Детектив и политика 1989. Выпуск 4 — страница 68 из 79

[21]. То же, что наука была частью его, неотъемлемой функцией, мерой его бытия, наверняка его тяготило — тем более что он смутно ощущал: несомое им гибельное бремя объективируется в конкретных изысканиях и в раскрытии некой тайны природы, оно внедряется в жизнь людей, растет, распространяется, как смертоносная пыль. "Я покажу тебе ужас в пригоршне праха", — сказал поэт. Мы думаем, что Майорана увидел ужас в пригоршне атомов.


Видел ли он атомную бомбу? Лица сведущие — в особенности те, кто бомбу создал, — это решительно исключают. Мы же можем только перечислить касающиеся Майораны и истории расщепления ядра сведения и факты, из которых вырисовывается тревожная картина. Для нас, несведущих, для нас, невежд.

В 1931 году Ирен и Фредерик Жолио-Кюри истолковали результаты некоторых своих экспериментов как "эффект Комптона на протонах"35. Читая их толкование, Майорана — единодушно свидетельствуют Сегре и Амальди — сразу сказал то, что было изложено Чедвиком36 17 февраля 1932 года в письме, адресованном английскому журналу "Nature". Но только Чедвик, если верить заголовку письма, предлагал свою трактовку как возможную, а Майорана тотчас же уверенно и иронично произнес: "Ну и глупые, открыли нейтральный протон и сами того не заметили".

В 1932 году, за шесть месяцев до появления труда Гейзенберга об обменных силах, Майорана, как мы видели, изложил ту же теорию коллегам по Римскому институту и отверг их уговоры ее опубликовать.

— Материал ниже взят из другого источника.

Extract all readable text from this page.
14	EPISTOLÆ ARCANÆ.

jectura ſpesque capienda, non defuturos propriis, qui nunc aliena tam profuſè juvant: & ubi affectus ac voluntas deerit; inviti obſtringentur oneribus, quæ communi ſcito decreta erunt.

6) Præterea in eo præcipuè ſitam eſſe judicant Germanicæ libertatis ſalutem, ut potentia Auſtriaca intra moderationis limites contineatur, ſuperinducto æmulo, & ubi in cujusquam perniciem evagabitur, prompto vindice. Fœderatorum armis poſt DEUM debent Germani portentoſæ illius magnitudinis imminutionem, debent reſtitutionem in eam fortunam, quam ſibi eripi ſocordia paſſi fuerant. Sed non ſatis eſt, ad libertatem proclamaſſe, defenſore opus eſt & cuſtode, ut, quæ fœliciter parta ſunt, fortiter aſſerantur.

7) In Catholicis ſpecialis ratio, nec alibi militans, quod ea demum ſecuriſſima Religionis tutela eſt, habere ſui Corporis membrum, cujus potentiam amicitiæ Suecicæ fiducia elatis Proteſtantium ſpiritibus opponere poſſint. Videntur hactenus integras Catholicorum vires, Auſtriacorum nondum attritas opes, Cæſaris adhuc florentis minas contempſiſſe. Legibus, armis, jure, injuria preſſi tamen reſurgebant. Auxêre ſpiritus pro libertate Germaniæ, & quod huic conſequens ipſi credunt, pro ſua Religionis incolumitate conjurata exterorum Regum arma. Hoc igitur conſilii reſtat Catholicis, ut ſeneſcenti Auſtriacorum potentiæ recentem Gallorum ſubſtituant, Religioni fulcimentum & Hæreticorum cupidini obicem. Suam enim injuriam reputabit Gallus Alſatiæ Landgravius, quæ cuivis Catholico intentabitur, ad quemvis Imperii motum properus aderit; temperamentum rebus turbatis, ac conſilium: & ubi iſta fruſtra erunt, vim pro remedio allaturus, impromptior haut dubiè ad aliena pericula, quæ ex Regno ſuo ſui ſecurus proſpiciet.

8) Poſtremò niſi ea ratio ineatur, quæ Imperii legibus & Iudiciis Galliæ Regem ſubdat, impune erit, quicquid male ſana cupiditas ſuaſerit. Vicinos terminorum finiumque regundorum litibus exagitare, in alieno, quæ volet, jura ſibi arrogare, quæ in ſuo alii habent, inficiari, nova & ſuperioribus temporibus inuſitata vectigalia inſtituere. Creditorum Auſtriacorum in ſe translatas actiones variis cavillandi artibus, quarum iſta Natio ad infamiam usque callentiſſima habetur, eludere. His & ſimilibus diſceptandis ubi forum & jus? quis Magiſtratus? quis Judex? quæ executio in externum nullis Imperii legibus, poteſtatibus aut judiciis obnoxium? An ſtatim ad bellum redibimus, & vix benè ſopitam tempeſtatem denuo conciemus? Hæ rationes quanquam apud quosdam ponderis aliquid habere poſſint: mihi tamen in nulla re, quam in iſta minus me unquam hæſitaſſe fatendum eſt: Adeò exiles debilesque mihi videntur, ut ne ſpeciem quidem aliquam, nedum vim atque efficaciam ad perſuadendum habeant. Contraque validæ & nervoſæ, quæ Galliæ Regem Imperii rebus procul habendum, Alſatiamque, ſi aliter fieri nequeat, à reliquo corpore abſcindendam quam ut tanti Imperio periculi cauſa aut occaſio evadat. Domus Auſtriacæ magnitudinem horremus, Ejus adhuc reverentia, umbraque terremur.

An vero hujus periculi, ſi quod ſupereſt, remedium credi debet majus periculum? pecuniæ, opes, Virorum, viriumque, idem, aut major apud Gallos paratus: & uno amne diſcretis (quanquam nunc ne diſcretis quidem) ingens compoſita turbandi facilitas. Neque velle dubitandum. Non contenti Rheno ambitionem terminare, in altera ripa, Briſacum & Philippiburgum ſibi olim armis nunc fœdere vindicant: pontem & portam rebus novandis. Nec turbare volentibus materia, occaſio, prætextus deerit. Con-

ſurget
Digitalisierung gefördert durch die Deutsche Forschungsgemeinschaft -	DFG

После выхода работы Гейзенберга он отметил, что тот сказал по данному поводу все возможное и, "вероятно, даже слишком много". "Слишком много" с научной точки зрения или с этической?

В 1937 году Майорана публикует "Теорию симметрии электрона и позитрона", которая, насколько мы понимаем, вошла в обращение лишь двадцать лет спустя, после открытия Ли и Янгом37 элементарных частиц и слабого взаимодействия.

Эти три факта свидетельствуют о глубине и быстроте интуиции, надежности метода, разнообразии средств и умении быстро выбрать среди них необходимые, что отнюдь не помешало бы Майоране понять то, чего не понимали другие, увидеть то, чего другие не видели, — в общем, оказаться впереди если не в изысканиях и достигнутых результатах, то в предчувствии, провидении, пророчестве. Амальди говорит: "Некоторые из проблем, которыми он занимался, применяемые методы и выбор математических средств для исследования этих проблем указывают на его природную склонность к опережению времени, которое граничит порой с пророчеством". А вот как высказался Ферми, беседуя в 1938 году, вскоре после исчезновения Майораны, с Джузеппе Коккони: "Видите ли, на свете существуют разные типы ученых. Фигуры второго и третьего ряда, которые прилагают все старания, но слишком далеко не уходят. Фигуры первого ряда, которым удается сделать чрезвычайно важные открытия, играющие в развитии науки фундаментальную роль. Но, кроме того, есть гении, как Галилей и Ньютон. Так вот, Этторе Майорана был из их числа. Майорана обладал тем, чего нет ни у кого другого; к несчастью, он был лишен того, что людям обычно присуще, — обыкновенного здравого смысла".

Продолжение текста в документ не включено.